To me, what made it truly great was the sheer variety of what it played and its willingness to take chances on local and lesser known songs that the DJ’s personally liked. In fact, the station used to have a policy that it would never play the same song more than once in a 24-hour period, which is something practically unheard-of in the repetitive playlist world of radio we live in today.
Back in the days of cassette tapes, I can still remember staying home on Saturday nights to listen to (and occasionally record) the latest tunes from DJ’s like Chris Sheppard for hours at a time. I don’t recall exactly where I got this keychain but it reminds me of that once-great station that Toronto has never seen the likes of since.
Poor Domer. All he ever wanted to be in life was a mascot. For a talking turtle who walks on his hind legs and plays baseball, there aren’t a lot of other career choices. But as luck would have it, Domer got his chance in 1989, with the opening of Toronto’s SkyDome stadium.

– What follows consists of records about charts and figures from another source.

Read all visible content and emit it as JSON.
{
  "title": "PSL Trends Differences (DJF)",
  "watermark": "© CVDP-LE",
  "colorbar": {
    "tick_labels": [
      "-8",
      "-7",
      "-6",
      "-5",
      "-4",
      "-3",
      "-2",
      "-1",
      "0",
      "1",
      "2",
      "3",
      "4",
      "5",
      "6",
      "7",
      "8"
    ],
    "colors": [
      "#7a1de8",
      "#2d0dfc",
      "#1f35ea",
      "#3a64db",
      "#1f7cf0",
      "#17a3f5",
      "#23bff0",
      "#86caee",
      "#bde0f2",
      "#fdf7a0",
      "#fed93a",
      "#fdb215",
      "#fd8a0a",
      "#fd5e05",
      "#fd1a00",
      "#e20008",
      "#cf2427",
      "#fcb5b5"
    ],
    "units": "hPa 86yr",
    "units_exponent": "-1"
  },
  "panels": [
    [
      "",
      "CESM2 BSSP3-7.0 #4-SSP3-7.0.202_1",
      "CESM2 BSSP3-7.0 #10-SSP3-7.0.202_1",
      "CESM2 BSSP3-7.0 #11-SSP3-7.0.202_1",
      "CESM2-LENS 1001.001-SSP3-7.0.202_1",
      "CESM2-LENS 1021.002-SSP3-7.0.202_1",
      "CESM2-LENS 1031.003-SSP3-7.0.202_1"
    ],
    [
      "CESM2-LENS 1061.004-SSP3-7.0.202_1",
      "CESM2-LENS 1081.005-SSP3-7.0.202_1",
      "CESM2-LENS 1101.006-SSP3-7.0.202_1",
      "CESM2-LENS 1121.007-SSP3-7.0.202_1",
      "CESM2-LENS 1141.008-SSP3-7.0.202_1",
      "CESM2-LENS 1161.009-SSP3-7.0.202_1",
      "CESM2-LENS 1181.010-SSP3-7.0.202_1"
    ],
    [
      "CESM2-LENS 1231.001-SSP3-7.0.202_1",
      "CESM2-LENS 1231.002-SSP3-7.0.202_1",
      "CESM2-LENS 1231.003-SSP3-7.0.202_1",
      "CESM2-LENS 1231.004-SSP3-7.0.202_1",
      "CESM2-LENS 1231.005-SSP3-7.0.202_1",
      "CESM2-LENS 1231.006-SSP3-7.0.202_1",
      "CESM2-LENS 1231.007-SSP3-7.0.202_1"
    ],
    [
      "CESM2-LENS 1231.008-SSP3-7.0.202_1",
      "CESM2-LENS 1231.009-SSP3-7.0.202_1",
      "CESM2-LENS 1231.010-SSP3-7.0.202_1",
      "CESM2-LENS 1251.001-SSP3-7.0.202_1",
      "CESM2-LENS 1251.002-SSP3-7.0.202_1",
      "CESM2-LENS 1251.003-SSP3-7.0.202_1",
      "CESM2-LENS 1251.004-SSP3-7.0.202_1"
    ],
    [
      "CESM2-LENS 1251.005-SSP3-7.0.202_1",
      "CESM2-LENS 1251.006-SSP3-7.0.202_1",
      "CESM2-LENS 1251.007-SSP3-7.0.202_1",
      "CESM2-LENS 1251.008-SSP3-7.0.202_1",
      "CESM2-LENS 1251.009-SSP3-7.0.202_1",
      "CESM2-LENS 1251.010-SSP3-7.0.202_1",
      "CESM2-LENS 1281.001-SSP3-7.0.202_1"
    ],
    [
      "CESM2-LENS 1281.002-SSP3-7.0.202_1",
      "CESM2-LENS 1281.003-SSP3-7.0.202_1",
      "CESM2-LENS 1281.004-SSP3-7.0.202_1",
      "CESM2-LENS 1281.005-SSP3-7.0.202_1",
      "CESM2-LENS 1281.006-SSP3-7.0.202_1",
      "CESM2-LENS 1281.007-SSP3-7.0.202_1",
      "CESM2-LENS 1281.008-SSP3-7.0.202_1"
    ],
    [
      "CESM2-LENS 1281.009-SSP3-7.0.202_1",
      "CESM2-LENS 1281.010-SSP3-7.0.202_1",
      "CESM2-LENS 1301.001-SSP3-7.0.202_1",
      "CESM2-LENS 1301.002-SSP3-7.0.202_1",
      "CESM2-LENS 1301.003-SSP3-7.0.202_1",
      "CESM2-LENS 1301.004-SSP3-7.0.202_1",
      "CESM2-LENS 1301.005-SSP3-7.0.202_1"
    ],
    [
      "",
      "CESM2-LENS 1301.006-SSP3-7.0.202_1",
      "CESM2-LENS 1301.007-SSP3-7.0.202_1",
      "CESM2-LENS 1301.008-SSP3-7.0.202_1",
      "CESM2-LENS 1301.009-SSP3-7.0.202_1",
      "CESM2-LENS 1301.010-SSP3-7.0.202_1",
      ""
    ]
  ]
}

When I first met Domer I was in rehearsals to be part of the Dome’s opening ceremonies. The show was ridiculously corny and badly choreographed, but I was still excited to be part of the action and get a chance to be on the field in front of a crowd of 50,000. I was part of the “We are Toronto” segment, representing the Ukrainian community, along with 67 other nations.

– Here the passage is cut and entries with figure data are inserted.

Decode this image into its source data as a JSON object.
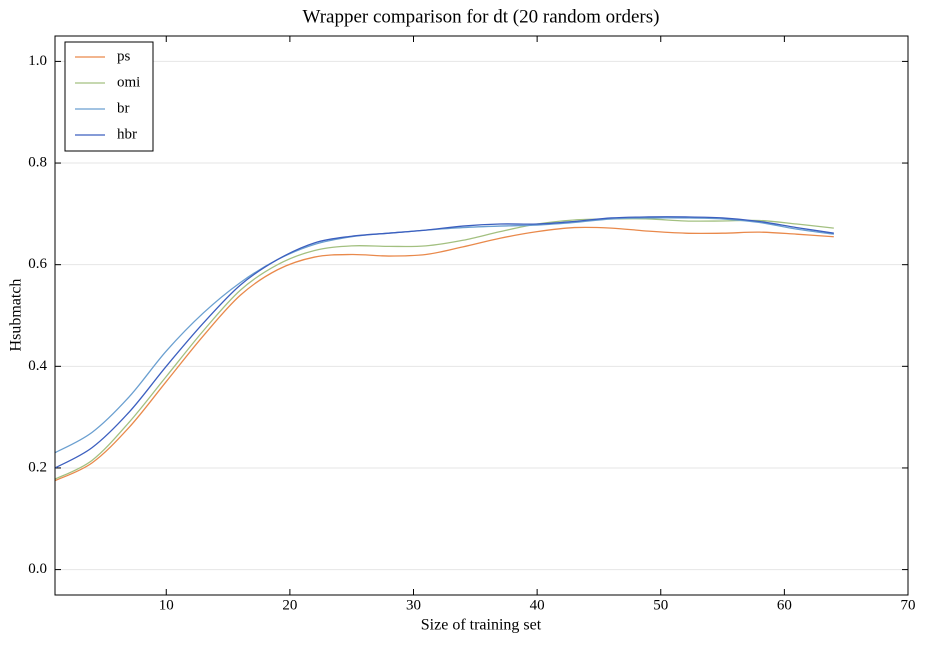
{
  "chart_data": {
    "type": "line",
    "title": "Wrapper comparison for dt (20 random orders)",
    "x_label": "Size of training set",
    "y_label": "Hsubmatch",
    "x": [
      1,
      4,
      7,
      10,
      13,
      16,
      19,
      22,
      25,
      28,
      31,
      34,
      37,
      40,
      43,
      46,
      49,
      52,
      55,
      58,
      61,
      64
    ],
    "series": [
      {
        "name": "ps",
        "color": "#e9894b",
        "values": [
          0.175,
          0.21,
          0.28,
          0.37,
          0.46,
          0.54,
          0.59,
          0.615,
          0.62,
          0.617,
          0.62,
          0.635,
          0.652,
          0.665,
          0.673,
          0.672,
          0.666,
          0.662,
          0.662,
          0.664,
          0.66,
          0.655
        ]
      },
      {
        "name": "omi",
        "color": "#a3c080",
        "values": [
          0.178,
          0.215,
          0.29,
          0.38,
          0.47,
          0.55,
          0.6,
          0.628,
          0.637,
          0.636,
          0.637,
          0.648,
          0.665,
          0.68,
          0.688,
          0.69,
          0.69,
          0.686,
          0.686,
          0.687,
          0.68,
          0.672
        ]
      },
      {
        "name": "br",
        "color": "#6a9fd0",
        "values": [
          0.23,
          0.27,
          0.34,
          0.43,
          0.505,
          0.565,
          0.61,
          0.64,
          0.655,
          0.662,
          0.668,
          0.673,
          0.676,
          0.678,
          0.683,
          0.69,
          0.692,
          0.692,
          0.69,
          0.683,
          0.67,
          0.66
        ]
      },
      {
        "name": "hbr",
        "color": "#3c5fbf",
        "values": [
          0.2,
          0.24,
          0.31,
          0.4,
          0.485,
          0.56,
          0.61,
          0.643,
          0.656,
          0.662,
          0.668,
          0.676,
          0.68,
          0.68,
          0.685,
          0.692,
          0.694,
          0.694,
          0.692,
          0.685,
          0.673,
          0.662
        ]
      }
    ],
    "xlim": [
      1,
      70
    ],
    "xticks": [
      10,
      20,
      30,
      40,
      50,
      60,
      70
    ],
    "ylim": [
      -0.05,
      1.05
    ],
    "yticks": [
      {
        "value": 0,
        "label": "0.0"
      },
      0.2,
      0.4,
      0.6,
      0.8,
      {
        "value": 1,
        "label": "1.0"
      }
    ],
    "grid": true,
    "legend": "upper left"
  }
}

But alas, Domer’s career would be short-lived. The opening ceremonies ended up a complete fiasco, with the organizers insisting on opening the roof despite torrential rains which flooded the entire field with several inches of water (it was a domed stadium, so why would they need a drainage system?) Expensive ethnic costumes and equipment were ruined, leading to a class-action lawsuit by some of the performers. And within a decade, the SkyDome itself would be bankrupt and known as the “mistake by the lake,” with the already severely over-budget stadium sold off to the private sector for a fraction of its original price.

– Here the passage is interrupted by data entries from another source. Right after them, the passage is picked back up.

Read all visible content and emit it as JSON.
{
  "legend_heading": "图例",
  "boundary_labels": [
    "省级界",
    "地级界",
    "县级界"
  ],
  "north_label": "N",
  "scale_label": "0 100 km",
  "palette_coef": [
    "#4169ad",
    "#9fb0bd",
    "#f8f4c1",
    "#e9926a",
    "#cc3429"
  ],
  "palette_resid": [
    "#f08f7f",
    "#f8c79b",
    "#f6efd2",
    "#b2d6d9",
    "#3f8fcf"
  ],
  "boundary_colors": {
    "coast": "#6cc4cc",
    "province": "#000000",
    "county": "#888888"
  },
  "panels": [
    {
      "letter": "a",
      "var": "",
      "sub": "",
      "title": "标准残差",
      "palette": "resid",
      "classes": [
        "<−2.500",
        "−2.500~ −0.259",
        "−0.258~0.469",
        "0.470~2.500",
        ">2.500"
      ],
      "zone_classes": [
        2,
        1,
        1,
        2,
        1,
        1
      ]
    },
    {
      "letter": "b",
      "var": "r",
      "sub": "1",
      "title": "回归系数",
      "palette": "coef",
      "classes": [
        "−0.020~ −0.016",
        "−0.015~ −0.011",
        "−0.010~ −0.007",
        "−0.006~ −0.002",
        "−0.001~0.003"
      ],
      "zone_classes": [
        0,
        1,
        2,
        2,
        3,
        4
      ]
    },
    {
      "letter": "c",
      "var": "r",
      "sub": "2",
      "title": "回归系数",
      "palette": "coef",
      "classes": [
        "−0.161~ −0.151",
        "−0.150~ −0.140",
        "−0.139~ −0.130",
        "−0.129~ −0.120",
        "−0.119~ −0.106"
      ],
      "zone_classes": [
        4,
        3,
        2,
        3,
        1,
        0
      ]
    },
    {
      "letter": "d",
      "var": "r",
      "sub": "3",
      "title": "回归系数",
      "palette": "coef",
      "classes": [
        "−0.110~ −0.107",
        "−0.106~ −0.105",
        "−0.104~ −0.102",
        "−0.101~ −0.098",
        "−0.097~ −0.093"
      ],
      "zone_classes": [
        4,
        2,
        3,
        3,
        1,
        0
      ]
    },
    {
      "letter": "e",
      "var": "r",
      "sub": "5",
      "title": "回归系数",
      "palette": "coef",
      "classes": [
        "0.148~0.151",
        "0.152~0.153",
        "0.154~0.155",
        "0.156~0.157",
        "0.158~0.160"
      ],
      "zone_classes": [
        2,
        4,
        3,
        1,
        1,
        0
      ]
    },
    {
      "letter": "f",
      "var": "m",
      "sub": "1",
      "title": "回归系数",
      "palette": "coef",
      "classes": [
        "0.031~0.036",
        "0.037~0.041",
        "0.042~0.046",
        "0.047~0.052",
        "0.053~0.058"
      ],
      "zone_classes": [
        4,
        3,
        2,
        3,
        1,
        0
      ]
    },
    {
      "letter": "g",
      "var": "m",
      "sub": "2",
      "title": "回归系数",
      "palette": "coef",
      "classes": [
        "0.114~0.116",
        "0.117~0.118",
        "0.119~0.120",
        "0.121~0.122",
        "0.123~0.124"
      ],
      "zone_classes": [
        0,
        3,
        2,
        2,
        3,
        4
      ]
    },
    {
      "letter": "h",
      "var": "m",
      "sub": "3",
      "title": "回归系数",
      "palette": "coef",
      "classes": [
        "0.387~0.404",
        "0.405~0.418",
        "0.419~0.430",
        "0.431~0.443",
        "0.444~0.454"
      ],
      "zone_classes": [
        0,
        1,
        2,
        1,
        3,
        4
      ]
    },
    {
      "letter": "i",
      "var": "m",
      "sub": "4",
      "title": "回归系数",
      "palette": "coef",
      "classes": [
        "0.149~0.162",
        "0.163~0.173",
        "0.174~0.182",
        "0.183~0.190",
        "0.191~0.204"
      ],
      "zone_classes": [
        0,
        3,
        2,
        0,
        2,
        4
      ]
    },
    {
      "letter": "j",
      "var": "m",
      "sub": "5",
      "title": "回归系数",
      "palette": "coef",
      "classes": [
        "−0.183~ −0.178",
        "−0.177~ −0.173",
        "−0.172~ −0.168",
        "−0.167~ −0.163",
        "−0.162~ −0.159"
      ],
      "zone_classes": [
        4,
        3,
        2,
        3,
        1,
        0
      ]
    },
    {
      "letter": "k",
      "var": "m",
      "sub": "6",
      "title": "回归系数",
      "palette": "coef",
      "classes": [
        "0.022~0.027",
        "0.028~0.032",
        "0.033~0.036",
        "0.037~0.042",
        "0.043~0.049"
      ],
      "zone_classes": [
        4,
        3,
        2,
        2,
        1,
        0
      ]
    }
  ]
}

Domer never stood a chance. Finding himself unemployed and relegated to the dustbin of mascot history, he promptly hid himself in the back of a closet in my parent’s house, where he’s been ever since. But I managed to coax him out long enough to snap this one rare photograph.
Item #10: Grateful Dead tie-dye t-shirt
Acquired: early 1990’s
I first started discovering the music of the band Grateful Dead in the early 1990’s, just a few years prior to lead singer/guitarist Jerry Garcia’s untimely death. At the time, the band’s legendary live shows were at an all-time high in popularity, and the band was one of the highest grossing live acts in the US, if not the world. Unfortunately I never got around to seeing them live, at least not until many years later when the remaining band members toured under a different name.
I bought this t-shirt on a whim from one of my favourite Toronto record stores that was owned by a guy who actually used to work for the band as a gardener in the famous Haight-Ashbury hippie district of San Francisco (Hmm..I wonder what kind of plants he used to “garden”??) I think I wore it in public only a couple of times. I liked the idea of feeling part of the “Deadhead” tribe, and craved that sense of community that the band’s ardent followers had developed. But I soon found out, it takes a lot more than one t-shirt to become a Deadhead, and I was just too busy in school to commit to the lifestyle.